Veinticinco años de la conversión de los clubes en sociedades anónimas deportivas

Acaban de cumplirse 25 años de la ley de Sociedades Anónimas Deportivas y quiero hacer memoria y justicia con la reglamentación que modernizó y profesionalizó la gestión de los clubes de fútbol, puso al día sus cuentas y los salvó de la quiebra. Hablo de hacer justicia con la santa transición deportiva, ahora que la otra está puesta en duda por esos nuevos políticos negacionistas que quieren hacer tabla rasa de la historia, inventar un país de la nada, o más bien reducirlo a la nada. Hablo de la reglamentación deportiva, que sacó al fútbol de la alegalidad y la desidia, lo metió en los cauces empresariales y creó las sociedades anónimas deportivas, con un nuevo marco de responsabilidad para sus directivos.

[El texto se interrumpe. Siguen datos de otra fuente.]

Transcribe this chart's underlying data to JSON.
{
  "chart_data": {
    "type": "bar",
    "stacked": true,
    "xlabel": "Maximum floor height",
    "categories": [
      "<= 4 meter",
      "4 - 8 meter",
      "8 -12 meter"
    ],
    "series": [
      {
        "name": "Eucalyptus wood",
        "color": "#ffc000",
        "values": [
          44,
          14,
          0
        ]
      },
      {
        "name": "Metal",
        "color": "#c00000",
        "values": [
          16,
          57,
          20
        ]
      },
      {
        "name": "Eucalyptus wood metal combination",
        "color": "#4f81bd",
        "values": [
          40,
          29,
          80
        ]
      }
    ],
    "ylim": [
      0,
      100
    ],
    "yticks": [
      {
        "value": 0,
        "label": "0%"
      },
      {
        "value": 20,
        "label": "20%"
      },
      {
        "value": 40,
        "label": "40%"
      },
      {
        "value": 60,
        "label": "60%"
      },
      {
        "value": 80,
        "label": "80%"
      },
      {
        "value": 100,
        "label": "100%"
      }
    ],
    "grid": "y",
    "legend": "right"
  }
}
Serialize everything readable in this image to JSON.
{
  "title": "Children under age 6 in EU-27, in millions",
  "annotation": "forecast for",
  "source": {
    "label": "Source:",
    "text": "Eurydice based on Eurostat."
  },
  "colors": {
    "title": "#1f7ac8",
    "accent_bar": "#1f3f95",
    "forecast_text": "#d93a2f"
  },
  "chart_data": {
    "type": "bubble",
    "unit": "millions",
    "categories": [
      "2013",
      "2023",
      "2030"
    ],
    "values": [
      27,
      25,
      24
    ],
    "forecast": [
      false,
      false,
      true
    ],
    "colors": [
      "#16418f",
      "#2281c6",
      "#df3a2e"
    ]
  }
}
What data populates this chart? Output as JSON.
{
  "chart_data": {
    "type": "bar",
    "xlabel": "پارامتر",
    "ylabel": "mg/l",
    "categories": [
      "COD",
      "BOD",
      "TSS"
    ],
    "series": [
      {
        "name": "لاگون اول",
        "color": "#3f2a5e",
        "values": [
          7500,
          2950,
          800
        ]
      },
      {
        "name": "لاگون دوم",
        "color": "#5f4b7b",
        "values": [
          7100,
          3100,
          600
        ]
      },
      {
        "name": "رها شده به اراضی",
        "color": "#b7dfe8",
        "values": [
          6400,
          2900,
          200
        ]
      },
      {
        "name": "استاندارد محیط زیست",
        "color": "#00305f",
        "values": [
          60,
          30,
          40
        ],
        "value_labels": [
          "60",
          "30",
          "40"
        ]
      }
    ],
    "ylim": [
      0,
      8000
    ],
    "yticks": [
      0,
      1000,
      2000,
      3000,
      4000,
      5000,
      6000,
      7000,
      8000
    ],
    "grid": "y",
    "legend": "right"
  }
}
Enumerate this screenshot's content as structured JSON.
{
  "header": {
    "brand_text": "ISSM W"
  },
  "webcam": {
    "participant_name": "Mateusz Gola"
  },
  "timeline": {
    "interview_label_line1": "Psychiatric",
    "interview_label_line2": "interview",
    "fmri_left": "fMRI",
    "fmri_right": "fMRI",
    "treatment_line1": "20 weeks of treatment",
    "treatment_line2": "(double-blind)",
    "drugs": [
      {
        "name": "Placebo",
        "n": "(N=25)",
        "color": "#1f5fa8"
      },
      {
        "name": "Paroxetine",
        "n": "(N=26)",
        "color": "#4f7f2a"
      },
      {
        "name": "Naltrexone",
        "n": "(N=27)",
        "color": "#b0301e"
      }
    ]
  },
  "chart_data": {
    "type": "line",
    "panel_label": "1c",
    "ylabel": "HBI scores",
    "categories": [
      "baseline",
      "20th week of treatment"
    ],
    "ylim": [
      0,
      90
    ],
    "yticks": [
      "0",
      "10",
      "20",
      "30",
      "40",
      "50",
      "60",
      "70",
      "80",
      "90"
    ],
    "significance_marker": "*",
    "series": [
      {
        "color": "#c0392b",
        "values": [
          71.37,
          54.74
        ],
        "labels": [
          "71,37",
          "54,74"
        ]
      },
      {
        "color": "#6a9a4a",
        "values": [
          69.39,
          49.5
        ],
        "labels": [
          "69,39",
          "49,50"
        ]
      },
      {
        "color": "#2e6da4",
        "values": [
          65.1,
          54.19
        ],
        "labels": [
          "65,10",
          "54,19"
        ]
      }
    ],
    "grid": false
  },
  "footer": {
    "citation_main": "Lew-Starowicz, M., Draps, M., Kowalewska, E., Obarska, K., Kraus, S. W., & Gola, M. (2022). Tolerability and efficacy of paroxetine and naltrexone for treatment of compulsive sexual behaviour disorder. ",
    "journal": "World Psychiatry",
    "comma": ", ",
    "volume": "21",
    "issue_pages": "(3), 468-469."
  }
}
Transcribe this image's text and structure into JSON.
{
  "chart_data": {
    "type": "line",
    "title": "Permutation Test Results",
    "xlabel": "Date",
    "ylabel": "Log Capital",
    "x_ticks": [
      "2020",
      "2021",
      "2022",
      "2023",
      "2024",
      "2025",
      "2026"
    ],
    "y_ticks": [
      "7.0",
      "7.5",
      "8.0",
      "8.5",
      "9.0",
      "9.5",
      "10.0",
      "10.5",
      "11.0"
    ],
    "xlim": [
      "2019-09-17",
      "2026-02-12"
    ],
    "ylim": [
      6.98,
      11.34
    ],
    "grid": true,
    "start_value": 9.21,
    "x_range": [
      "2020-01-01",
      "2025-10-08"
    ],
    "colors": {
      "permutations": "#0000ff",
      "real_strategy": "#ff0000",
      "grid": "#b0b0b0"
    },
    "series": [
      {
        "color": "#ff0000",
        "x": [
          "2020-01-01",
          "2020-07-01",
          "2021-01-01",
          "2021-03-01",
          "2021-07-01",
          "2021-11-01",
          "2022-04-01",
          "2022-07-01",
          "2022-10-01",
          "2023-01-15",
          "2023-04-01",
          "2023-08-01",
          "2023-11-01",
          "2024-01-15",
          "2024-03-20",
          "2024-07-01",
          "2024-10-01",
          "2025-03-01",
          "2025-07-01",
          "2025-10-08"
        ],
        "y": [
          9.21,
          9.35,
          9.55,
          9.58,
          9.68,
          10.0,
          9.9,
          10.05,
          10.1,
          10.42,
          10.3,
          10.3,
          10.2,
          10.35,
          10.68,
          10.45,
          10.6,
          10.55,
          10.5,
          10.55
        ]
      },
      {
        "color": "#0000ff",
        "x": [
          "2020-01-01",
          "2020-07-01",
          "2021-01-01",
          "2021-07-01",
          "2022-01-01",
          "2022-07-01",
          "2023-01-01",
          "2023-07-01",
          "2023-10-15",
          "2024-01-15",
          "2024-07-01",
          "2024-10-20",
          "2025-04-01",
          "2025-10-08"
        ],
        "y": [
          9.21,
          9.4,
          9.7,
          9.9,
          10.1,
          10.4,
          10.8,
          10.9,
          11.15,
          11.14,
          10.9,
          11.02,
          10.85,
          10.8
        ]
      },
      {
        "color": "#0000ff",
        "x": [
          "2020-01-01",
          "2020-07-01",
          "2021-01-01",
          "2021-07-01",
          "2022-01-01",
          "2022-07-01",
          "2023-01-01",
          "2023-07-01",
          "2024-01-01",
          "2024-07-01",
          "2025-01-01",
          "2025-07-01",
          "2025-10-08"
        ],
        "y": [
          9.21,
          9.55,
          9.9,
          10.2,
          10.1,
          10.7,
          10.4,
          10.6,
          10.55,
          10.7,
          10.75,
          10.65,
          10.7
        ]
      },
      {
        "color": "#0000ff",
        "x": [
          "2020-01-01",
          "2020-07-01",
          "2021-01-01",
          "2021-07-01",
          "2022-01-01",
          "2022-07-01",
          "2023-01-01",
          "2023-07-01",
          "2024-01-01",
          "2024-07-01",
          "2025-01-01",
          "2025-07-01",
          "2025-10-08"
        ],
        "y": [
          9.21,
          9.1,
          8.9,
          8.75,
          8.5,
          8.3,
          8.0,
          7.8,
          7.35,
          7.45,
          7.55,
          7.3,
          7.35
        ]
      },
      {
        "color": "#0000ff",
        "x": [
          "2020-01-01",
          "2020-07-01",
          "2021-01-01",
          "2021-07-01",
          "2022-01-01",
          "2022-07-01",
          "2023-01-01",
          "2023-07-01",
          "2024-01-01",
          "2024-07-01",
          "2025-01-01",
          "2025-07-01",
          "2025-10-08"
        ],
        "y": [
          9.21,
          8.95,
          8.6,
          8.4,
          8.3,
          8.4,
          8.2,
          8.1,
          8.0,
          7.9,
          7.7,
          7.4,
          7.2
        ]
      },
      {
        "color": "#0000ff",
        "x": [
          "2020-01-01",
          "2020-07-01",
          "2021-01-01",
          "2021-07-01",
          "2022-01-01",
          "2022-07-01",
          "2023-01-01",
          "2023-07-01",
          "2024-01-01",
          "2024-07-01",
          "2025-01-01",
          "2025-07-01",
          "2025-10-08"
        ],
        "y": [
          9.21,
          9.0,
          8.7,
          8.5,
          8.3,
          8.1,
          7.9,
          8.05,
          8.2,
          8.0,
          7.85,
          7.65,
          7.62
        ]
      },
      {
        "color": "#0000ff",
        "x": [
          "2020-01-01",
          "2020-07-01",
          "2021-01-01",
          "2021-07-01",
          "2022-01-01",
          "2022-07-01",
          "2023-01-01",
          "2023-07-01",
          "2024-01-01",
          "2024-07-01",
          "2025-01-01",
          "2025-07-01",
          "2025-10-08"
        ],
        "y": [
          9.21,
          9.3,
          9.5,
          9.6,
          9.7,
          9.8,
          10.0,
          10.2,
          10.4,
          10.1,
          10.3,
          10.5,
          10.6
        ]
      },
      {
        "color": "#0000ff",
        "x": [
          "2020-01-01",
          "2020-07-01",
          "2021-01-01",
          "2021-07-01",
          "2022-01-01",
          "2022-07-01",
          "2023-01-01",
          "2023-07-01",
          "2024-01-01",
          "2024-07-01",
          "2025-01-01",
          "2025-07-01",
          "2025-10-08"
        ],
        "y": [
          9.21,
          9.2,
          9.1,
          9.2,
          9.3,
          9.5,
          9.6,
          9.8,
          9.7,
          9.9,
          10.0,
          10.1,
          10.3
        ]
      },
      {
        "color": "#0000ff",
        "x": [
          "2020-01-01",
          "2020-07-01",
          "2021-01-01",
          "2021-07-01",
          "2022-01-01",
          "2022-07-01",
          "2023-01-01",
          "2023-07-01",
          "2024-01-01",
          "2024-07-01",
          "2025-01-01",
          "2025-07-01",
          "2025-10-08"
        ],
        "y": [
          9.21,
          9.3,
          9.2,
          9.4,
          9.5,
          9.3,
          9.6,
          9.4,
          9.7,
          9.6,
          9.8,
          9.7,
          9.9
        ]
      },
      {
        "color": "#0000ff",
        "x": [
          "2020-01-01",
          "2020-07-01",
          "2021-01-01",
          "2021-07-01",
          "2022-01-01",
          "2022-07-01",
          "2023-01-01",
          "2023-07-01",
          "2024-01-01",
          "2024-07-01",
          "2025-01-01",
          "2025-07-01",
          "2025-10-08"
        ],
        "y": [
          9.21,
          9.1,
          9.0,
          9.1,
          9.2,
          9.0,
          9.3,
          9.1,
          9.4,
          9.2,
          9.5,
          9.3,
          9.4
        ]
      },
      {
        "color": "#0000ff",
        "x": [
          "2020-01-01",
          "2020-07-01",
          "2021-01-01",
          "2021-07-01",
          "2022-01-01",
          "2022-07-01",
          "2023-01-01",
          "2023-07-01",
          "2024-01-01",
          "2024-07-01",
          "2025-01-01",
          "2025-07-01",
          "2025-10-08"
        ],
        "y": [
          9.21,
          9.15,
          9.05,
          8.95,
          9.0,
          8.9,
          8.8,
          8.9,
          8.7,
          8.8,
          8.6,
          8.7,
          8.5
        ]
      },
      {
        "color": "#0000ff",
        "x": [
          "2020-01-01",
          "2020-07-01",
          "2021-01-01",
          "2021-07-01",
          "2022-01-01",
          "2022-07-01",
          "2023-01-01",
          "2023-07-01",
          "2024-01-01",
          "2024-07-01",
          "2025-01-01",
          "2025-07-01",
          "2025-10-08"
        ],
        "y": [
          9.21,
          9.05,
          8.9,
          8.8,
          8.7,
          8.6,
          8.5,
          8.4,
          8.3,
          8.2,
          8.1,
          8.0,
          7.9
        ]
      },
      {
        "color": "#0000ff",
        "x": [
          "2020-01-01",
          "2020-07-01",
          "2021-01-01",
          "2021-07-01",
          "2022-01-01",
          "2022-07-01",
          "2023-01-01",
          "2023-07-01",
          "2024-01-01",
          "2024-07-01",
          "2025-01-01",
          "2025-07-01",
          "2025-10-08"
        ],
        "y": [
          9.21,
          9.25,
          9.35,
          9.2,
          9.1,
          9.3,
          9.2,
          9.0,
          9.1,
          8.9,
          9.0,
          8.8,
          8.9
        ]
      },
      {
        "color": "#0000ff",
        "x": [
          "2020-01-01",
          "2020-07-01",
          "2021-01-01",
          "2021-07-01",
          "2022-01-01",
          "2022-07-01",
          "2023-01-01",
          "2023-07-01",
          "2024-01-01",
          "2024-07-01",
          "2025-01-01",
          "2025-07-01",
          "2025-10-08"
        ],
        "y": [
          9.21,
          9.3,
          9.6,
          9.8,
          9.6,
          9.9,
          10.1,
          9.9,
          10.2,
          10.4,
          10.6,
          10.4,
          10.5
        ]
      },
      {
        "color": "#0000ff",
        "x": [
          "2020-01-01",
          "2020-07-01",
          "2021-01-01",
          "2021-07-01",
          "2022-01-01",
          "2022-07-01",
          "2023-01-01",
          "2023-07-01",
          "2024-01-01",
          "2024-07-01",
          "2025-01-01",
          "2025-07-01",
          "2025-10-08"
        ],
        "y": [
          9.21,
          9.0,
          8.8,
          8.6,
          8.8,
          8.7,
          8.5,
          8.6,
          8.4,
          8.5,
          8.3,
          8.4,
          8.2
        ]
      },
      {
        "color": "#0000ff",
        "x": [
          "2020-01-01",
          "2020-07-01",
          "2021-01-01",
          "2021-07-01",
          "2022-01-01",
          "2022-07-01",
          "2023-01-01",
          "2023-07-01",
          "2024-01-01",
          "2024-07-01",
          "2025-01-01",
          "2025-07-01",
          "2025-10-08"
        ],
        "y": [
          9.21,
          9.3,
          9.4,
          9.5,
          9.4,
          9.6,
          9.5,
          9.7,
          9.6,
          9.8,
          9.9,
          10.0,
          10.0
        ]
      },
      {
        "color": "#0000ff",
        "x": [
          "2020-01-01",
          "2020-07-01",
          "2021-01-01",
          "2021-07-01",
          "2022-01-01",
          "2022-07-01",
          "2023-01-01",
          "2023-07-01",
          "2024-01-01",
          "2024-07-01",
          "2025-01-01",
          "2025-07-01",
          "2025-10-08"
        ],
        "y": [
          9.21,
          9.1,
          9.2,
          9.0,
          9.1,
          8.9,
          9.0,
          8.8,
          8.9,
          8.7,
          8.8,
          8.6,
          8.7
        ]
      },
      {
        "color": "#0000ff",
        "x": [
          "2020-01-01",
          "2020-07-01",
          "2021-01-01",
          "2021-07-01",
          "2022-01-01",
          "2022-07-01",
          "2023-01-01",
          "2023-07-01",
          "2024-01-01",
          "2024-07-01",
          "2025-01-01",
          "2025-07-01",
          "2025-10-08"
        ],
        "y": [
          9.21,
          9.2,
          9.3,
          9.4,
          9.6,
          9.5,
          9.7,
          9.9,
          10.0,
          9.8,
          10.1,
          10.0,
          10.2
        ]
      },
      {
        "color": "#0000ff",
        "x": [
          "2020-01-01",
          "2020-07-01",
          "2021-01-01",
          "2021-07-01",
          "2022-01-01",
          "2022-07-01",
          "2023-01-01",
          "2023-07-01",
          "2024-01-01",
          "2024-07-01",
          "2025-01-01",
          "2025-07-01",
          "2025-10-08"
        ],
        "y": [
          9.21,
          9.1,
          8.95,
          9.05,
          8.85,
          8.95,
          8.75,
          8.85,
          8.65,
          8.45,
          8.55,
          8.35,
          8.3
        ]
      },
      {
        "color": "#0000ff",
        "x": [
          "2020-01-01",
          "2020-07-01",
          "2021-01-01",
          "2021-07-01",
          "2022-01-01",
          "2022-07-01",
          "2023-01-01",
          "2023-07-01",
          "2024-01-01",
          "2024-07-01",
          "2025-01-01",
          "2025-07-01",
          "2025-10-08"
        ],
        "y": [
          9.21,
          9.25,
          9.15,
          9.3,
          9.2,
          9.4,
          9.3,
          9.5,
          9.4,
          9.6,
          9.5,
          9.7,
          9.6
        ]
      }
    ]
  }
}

No fue un empeño fácil. Yo que viví desde dentro ese tiempo de cambio y de trastienda puedo dar cuenta de ello. Discreta e insistentemente, en las cenas de un restaurante de la calle Ferraz -la más política de Madrid- se fueron ganando las adhesiones de los distintos clubes profesionales al nuevo plan jurídico. Actuaron de muñidores el entonces secretario de Estado de Deportes, Javier Gómez Navarro y el presidente de la LFP, Antonio Baró. De "escuchas" Rafael Cortes, Jesús Samper y el firmante. A la postre, la oferta consensuada entre la patronal de los clubes y el Gobierno era poner a cero la deuda histórica del fútbol, mediante un crédito puente y un sistema de reestructuración de aquellos pasivos y, a cambio, implicar a presidentes y directivos en la gestión y la responsabilidad que comprometía sus propios patrimonios. ¿Cómo se hizo? ¿De dónde salió el dinero para tapar un agujero, el abismo en pesetas que entonces suponía un montante de 20 mil millones? La solución fue elevar la magra participación en las quinielas del 2,5 al 7,5% -luego acabaría en el 10%- y liquidar con ello las obligaciones con Hacienda, con la Seguridad Social y con los acreedores privados y establecer el capital social atribuido a cada club.

La excepción, ya se sabe, fueron el Barça, Real Madrid y Athletic, amparados en cuestiones históricas difíciles de entender y, sobre todo, en el peso de su patrimonio neto positivo. Insólito fue el caso del Osasuna, de su batallador presidente, Fermín Ezcurra, que logró la construcción de una tribuna para su estadio y compensar así una espléndida gestión en la que no había números rojos y que quedaba injustamente desairada de no recibir el dinero que percibía el resto de clubes para condonar su deuda. El plan fue una solución imaginativa y generosa, que tuvo, sin embargo, contestación interna. Los clubes no podían transformarse en empresas. Pertenecían a sus socios y aficionados. Su actividad deportiva, desinteresada, sentimental, no podía entrar en el cauce de la reglamentación general. Aceptarlo era prostituir sus valores y firmar su sentencia de muerte. Acabar con el altruismo de los directivos. Pero no había alternativas.

La quiebra amenazaba a todo el sistema y, con algunos mohines mentirosos, se aceptó la propuesta. Hubo también rechazo por parte de quienes siempre han estado en contra del fútbol y han visto en él la mano consentidora y generosa de los gobiernos, el reiterado recurso al panem et circenses de los exquisitos y falsos intelectuales. Argumentaban éstos que la sociedad como tal no tenía por qué subsidiar o acudir en ayuda de este espectáculo deportivo. Mas no era el caso. El fútbol se homologaba y reestructuraba con sus propios recursos, con la recuperación de una pequeña parte de la recaudación de las quinielas que le había sido previamente expropiada, como igualmente lo habían sido sus derechos de imagen y de transmisión televisiva. Veinticincos años después de todo el proceso puede que se hayan roto aquellas costuras. Las leyes no son para siempre.

Deben adaptarse a las condiciones cambiantes, especialmente en una actividad que sufre de gigantismo. Pero nuevamente el fútbol, con sus propios recursos -ahora con los derechos televisivos- vuelve a reestructurar y comprometer el pago de su deuda. Ojalá el saneamiento del resto de instituciones y empresas pudiera hacerse sin tocar el bolsillo de terceros. Mientras tanto, de bien nacidos es reconocer el trabajo y el acierto de los pioneros Antonio Baró y Javier Gómez Navarro.